You're treating the equation below as a quadratic equation. It's not, so you can't use the Quadratic Formula.

= 8logx - 3logx^2 - log 2 = 0

= -b+ or - the square root of b^2-4ac divided by 2a

a = -3 b = 8 c = - 2

= -8 + or - sqaure root of 8^2 (-4x-3x^2-2) divided by 2x - 3^2

x= -8 + or - square root of 64 - 24 divided by -6

= square of 40 divided by -6

= -8 + or - 6.3245 divided by -6

= - 8 + or - , -1.05408

x= -9.0540
x= 6.94592

can anyone help me. am stuck and can't see where I've gone wrong

Incidentally, don't connect equations with =. Instead, use "implies" - ==> or "is equivalent to" - <==>.
8logx-3logx² = log8x - log4x
==> 8logx-3logx² = log2

In the next step replace 8logx and 3logx² by different expressions using one of the properties of logarithms. In each case you should get log <something>, with no coefficient in front of log.

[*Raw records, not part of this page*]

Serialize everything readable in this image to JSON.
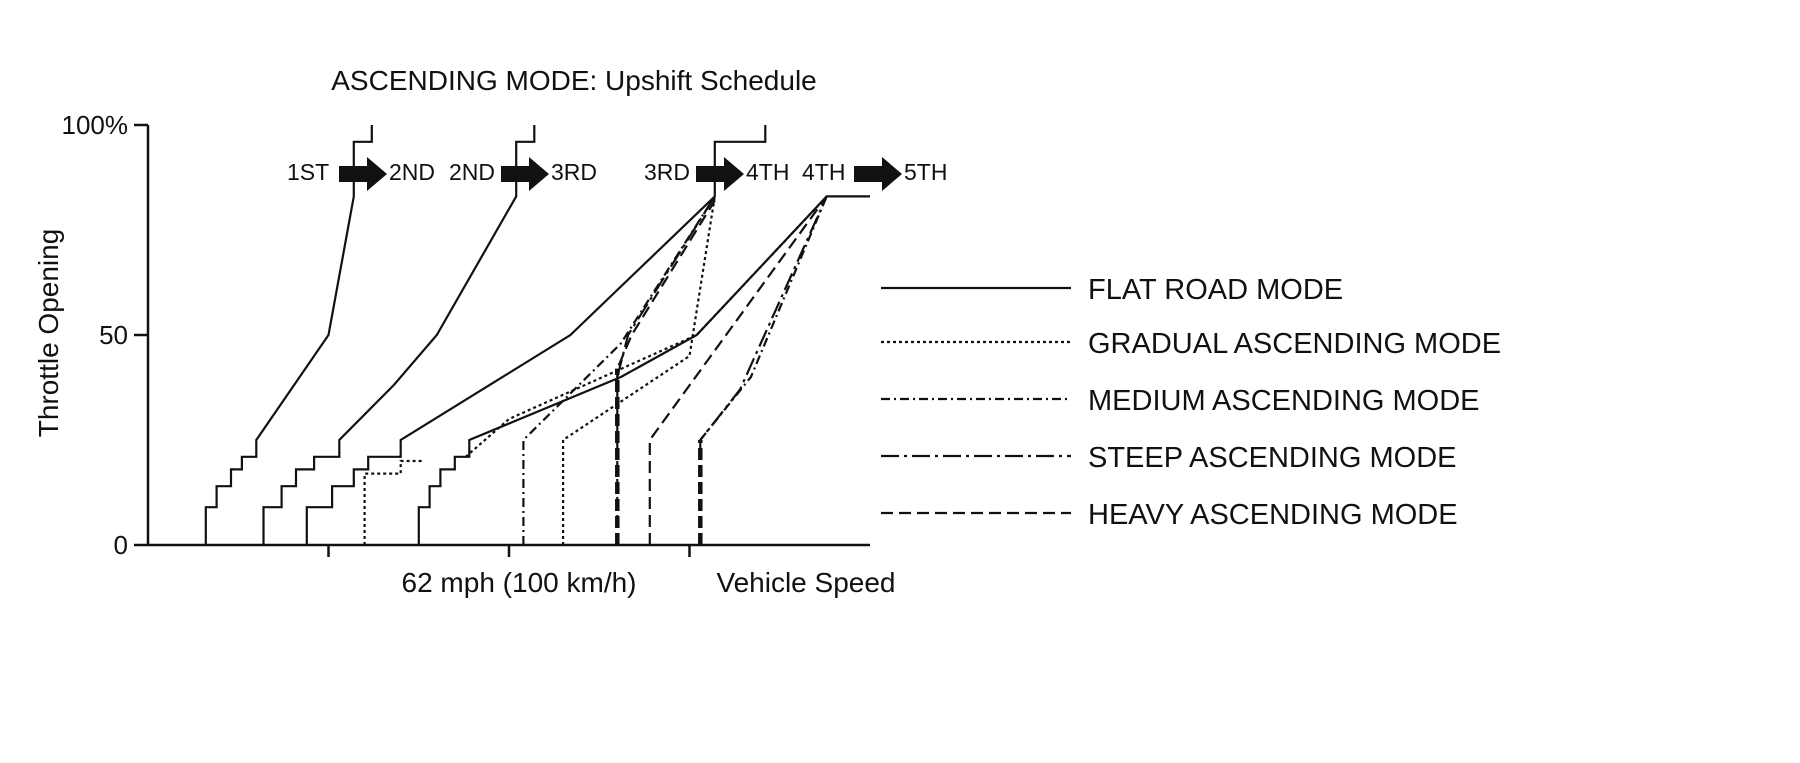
{
  "chart_data": {
    "type": "line",
    "title": "ASCENDING MODE: Upshift Schedule",
    "ylabel": "Throttle Opening",
    "xlabel": "Vehicle Speed",
    "x_marker_label": "62 mph (100 km/h)",
    "ylim": [
      0,
      100
    ],
    "xlim": [
      0,
      200
    ],
    "y_ticks": [
      "0",
      "50",
      "100%"
    ],
    "y_tick_values": [
      0,
      50,
      100
    ],
    "x_tick_values": [
      50,
      100,
      150
    ],
    "x_marker_value": 100,
    "shift_labels": [
      {
        "from": "1ST",
        "to": "2ND"
      },
      {
        "from": "2ND",
        "to": "3RD"
      },
      {
        "from": "3RD",
        "to": "4TH"
      },
      {
        "from": "4TH",
        "to": "5TH"
      }
    ],
    "legend": [
      {
        "name": "FLAT ROAD MODE",
        "style": "solid"
      },
      {
        "name": "GRADUAL ASCENDING MODE",
        "style": "dotted"
      },
      {
        "name": "MEDIUM ASCENDING MODE",
        "style": "dashdot"
      },
      {
        "name": "STEEP ASCENDING MODE",
        "style": "longdashdot"
      },
      {
        "name": "HEAVY ASCENDING MODE",
        "style": "dashed"
      }
    ],
    "series": [
      {
        "name": "1-2 upshift (flat road)",
        "style": "solid",
        "points": [
          [
            16,
            0
          ],
          [
            16,
            9
          ],
          [
            19,
            9
          ],
          [
            19,
            14
          ],
          [
            23,
            14
          ],
          [
            23,
            18
          ],
          [
            26,
            18
          ],
          [
            26,
            21
          ],
          [
            30,
            21
          ],
          [
            30,
            25
          ],
          [
            50,
            50
          ],
          [
            57,
            83
          ],
          [
            57,
            96
          ],
          [
            62,
            96
          ],
          [
            62,
            100
          ]
        ]
      },
      {
        "name": "2-3 upshift (flat road)",
        "style": "solid",
        "points": [
          [
            32,
            0
          ],
          [
            32,
            9
          ],
          [
            37,
            9
          ],
          [
            37,
            14
          ],
          [
            41,
            14
          ],
          [
            41,
            18
          ],
          [
            46,
            18
          ],
          [
            46,
            21
          ],
          [
            53,
            21
          ],
          [
            53,
            25
          ],
          [
            68,
            38
          ],
          [
            80,
            50
          ],
          [
            102,
            83
          ],
          [
            102,
            96
          ],
          [
            107,
            96
          ],
          [
            107,
            100
          ]
        ]
      },
      {
        "name": "3-4 upshift (flat road)",
        "style": "solid",
        "points": [
          [
            44,
            0
          ],
          [
            44,
            9
          ],
          [
            51,
            9
          ],
          [
            51,
            14
          ],
          [
            57,
            14
          ],
          [
            57,
            18
          ],
          [
            61,
            18
          ],
          [
            61,
            21
          ],
          [
            70,
            21
          ],
          [
            70,
            25
          ],
          [
            117,
            50
          ],
          [
            157,
            83
          ],
          [
            157,
            96
          ],
          [
            171,
            96
          ],
          [
            171,
            100
          ]
        ]
      },
      {
        "name": "3-4 upshift (gradual)",
        "style": "dotted",
        "points": [
          [
            60,
            0
          ],
          [
            60,
            17
          ],
          [
            70,
            17
          ],
          [
            70,
            20
          ],
          [
            76,
            20
          ]
        ]
      },
      {
        "name": "4-5 upshift (flat road)",
        "style": "solid",
        "points": [
          [
            75,
            0
          ],
          [
            75,
            9
          ],
          [
            78,
            9
          ],
          [
            78,
            14
          ],
          [
            81,
            14
          ],
          [
            81,
            18
          ],
          [
            85,
            18
          ],
          [
            85,
            21
          ],
          [
            89,
            21
          ],
          [
            89,
            25
          ],
          [
            131,
            40
          ],
          [
            152,
            50
          ],
          [
            188,
            83
          ],
          [
            200,
            83
          ]
        ]
      },
      {
        "name": "3-4 upshift (gradual ascending)",
        "style": "dotted",
        "points": [
          [
            115,
            0
          ],
          [
            115,
            25
          ],
          [
            150,
            45
          ],
          [
            157,
            83
          ]
        ]
      },
      {
        "name": "3-4 upshift (medium ascending)",
        "style": "dashdot",
        "points": [
          [
            104,
            0
          ],
          [
            104,
            25
          ],
          [
            131,
            48
          ],
          [
            157,
            83
          ]
        ]
      },
      {
        "name": "3-4 upshift (steep ascending)",
        "style": "longdashdot",
        "points": [
          [
            130,
            40
          ],
          [
            133,
            50
          ],
          [
            157,
            83
          ]
        ]
      },
      {
        "name": "3-4 upshift (heavy ascending)",
        "style": "dashed",
        "points": [
          [
            130,
            0
          ],
          [
            130,
            42
          ],
          [
            134,
            50
          ],
          [
            157,
            82
          ]
        ]
      },
      {
        "name": "3-4 upshift (heavy ascending, boundary)",
        "style": "boldDashed",
        "points": [
          [
            130,
            0
          ],
          [
            130,
            42
          ]
        ]
      },
      {
        "name": "4-5 upshift (gradual ascending)",
        "style": "dotted",
        "points": [
          [
            88,
            21
          ],
          [
            100,
            30
          ],
          [
            152,
            50
          ],
          [
            188,
            83
          ]
        ]
      },
      {
        "name": "4-5 upshift (heavy ascending)",
        "style": "dashed",
        "points": [
          [
            139,
            0
          ],
          [
            139,
            25
          ],
          [
            188,
            83
          ]
        ]
      },
      {
        "name": "4-5 upshift (steep ascending)",
        "style": "longdashdot",
        "points": [
          [
            153,
            22
          ],
          [
            153,
            25
          ],
          [
            164,
            37
          ],
          [
            188,
            83
          ]
        ]
      },
      {
        "name": "4-5 upshift (medium ascending)",
        "style": "dashdot",
        "points": [
          [
            153,
            25
          ],
          [
            167,
            40
          ],
          [
            188,
            83
          ]
        ]
      },
      {
        "name": "4-5 upshift (heavy ascending, boundary)",
        "style": "boldDashed",
        "points": [
          [
            153,
            0
          ],
          [
            153,
            25
          ]
        ]
      }
    ]
  }
}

In the step after that combine log <A> - log<B> into a single log expression. A and B are the "somethings" you get in the previous step.

If all goes well, you should end up with an equation that looks like this:
log<something else> = log 2.

If log a = log b, what can you say about a and b?